The proposed Keystone XL pipeline from Canada to the Texas coast would also carry dilbit.
Phillips said PHMSA should ask Exxon to answer another important question: Why did Exxon revise its plan and include more time to react to a spill?
“You could conclude Exxon had some additional information that allowed them to determine internally they needed more time to respond,” Phillips said. “Something changed. The question is what.”
When asked by InsideClimate News to explain the need for additional time, Exxon’s Eglinton declined to answer. He said the company will respond to the official inquires.

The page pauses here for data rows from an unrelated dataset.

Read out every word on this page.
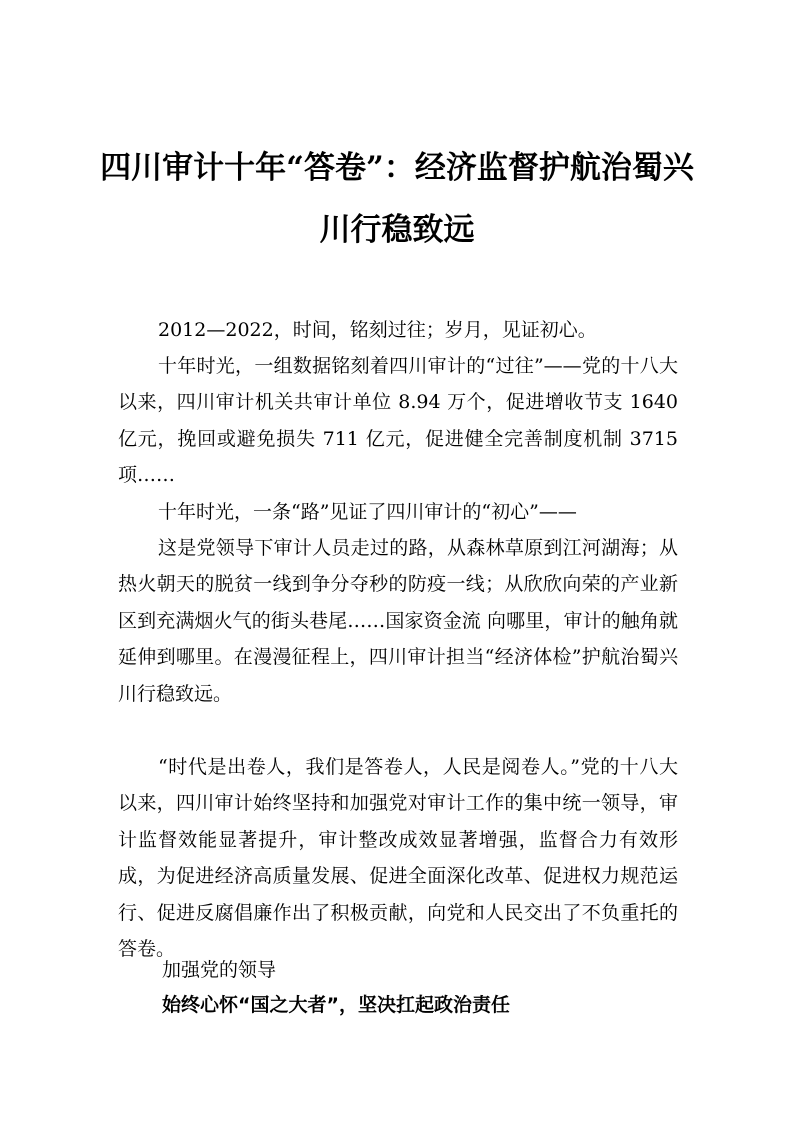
四川审计十年“答卷”：经济监督护航治蜀兴
川行稳致远

2012—2022，时间，铭刻过往；岁月，见证初心。

十年时光，一组数据铭刻着四川审计的“过往”——党的十八大以来，四川审计机关共审计单位 8.94 万个，促进增收节支 1640 亿元，挽回或避免损失 711 亿元，促进健全完善制度机制 3715 项……

十年时光，一条“路”见证了四川审计的“初心”——

这是党领导下审计人员走过的路，从森林草原到江河湖海；从热火朝天的脱贫一线到争分夺秒的防疫一线；从欣欣向荣的产业新区到充满烟火气的街头巷尾……国家资金流 向哪里，审计的触角就延伸到哪里。在漫漫征程上，四川审计担当“经济体检”护航治蜀兴川行稳致远。

“时代是出卷人，我们是答卷人，人民是阅卷人。”党的十八大以来，四川审计始终坚持和加强党对审计工作的集中统一领导，审计监督效能显著提升，审计整改成效显著增强，监督合力有效形成，为促进经济高质量发展、促进全面深化改革、促进权力规范运行、促进反腐倡廉作出了积极贡献，向党和人民交出了不负重托的答卷。

加强党的领导
始终心怀“国之大者”，坚决扛起政治责任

In the meantime, PHMSA has granted Exxon additional time to submit its final metallurgic analysis of the 22-foot section of pipeline that split open.
Exxon submitted a preliminary report to PHMSA in May, but requested more time for the final report.
“Upon review of the draft report, [Exxon] believes additional mechanical and metallurgical testing is warranted to better understand the pipe properties and potential failure mechanisms,” the company said in its June 6 request.
PHMSA granted the extension and set a deadline of July 10 for the final report.
Both PHMSA and Exxon have refused to release the preliminary report.